$(x^2 − y^2)z − y^3 = 0$
i divide by $z^3$ and look for rational solutions of the equation $A^2 − B^2 − B^3 = 0.$ The point $(A,B) = (0, 0)$ is a singular point, that is any line through this point will meet the curve twice in $(0, 0)$. Now i wanna use Diophantus chord method using the lines passing through $(0, 0)$ but i can't seem to pass this point
On
$$(x^2-y^2)z-y^3=0$$
$$ x^2 z = y^2 (y + z) $$
Let $λ$ be the gcd of $x$ and $y$, then we have:
$$ x = λn, y=λm, (m, n) = 1$$
and the equation becomes:
$$ n^2 z = m^2 (λ m + z) $$
Then, because (m,n)=1, we must have: $z=m^2 ω$
$$ n^2 ω = (λ m + m^2 ω) $$
$$ n^2 ω = m (λ + m ω) $$
and again, because (m,n)=1, it must be: ω = m k
$$ n^2 k = (λ + m^2 k) $$
$$ (n^2 - m^2) k = λ $$
with the only restriction being: (m,n)=1
So, all the solutions are of the form:
$$ x = k n (n^2 - m^2) $$ $$ y = k m (n^2 - m^2) $$ $$ z = k m^3 $$
At least for a nonvertical line $B=kA$ when plugged into $$A^2-B^2-B^3=0 \tag{1}$$ gives $$A^2-k^2A^2-k^3A^3=0,$$ where here the double root corresponds to $A^2$ being a factor. After dividing by that and solving for $A$ one gets $A=(1-k^2)/k^3,$ and so also $B=kA=(1-k^2)/k^2.$ Finally a check reveals these values of $A,B$ satisfy $(1).$ So this is a parametrization of the solution set for rationals, which covers most points on the curve.

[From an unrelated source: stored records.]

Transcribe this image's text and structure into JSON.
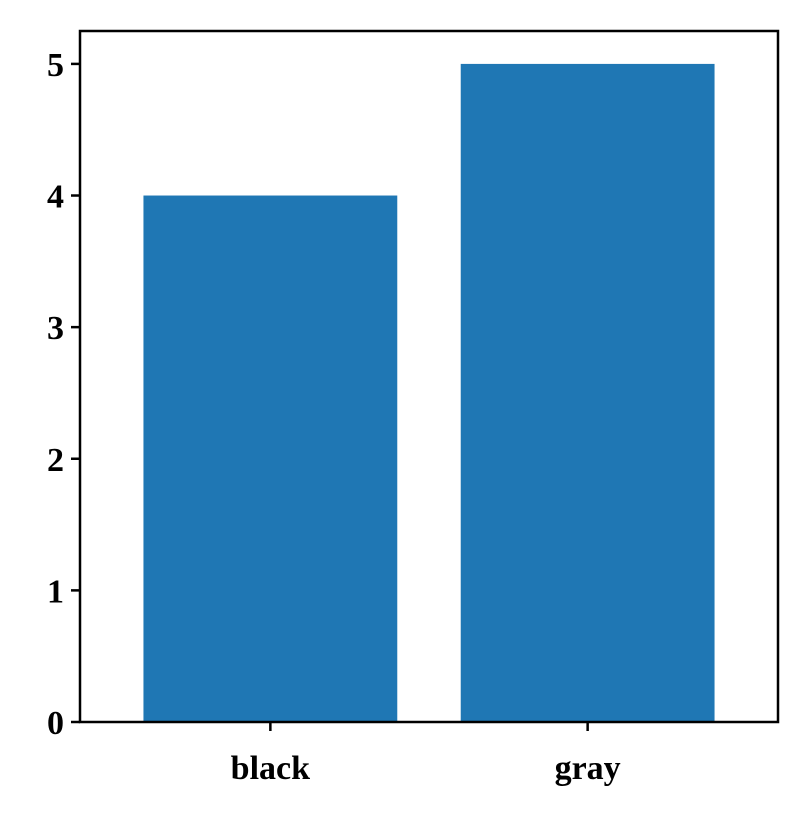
{
  "chart_data": {
    "type": "bar",
    "categories": [
      "black",
      "gray"
    ],
    "values": [
      4,
      5
    ],
    "title": "",
    "xlabel": "",
    "ylabel": "",
    "ylim": [
      0,
      5.25
    ],
    "yticks": [
      0,
      1,
      2,
      3,
      4,
      5
    ],
    "grid": false,
    "legend": "none",
    "colors": {
      "bar": "#1f77b4",
      "axes": "#000000",
      "background": "#ffffff"
    }
  }
}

There of course would still be a lot of work to go from such a rational parametrization to finding all positive integer solutions to the starting equation.
Added note: For the starting equation $$(x^2-y^2)z-y^3=0, \tag{2}$$ if one puts the $k$ parameter in the above rational parametrization equal to $m/n,$ where we assume $0<m<n$ in order that we have $0<k<1,$ then we can work backwards and get a collection of positive integer solutions $(x,y,z)$ to equation $(2).$ The resulting expressions are $$x=n(n^2-m^2),\ \ y=m(n^2-m^2),\ \ z=m^3.\tag{3}$$ Note that if given a positive integer solution to $(2)$ we multiply each of $x,y,z$ by some positive integer $k$ say, another solution results. So one could call a solution "primitive" provided the gcd of $x,y,z$ is $1$. In this sense, the remaining question is whether there are primitive solutions not included in the equations $(3).$ I've had some success so far on this, having shown at least that $z$ must be a cubic factor of $y^3.$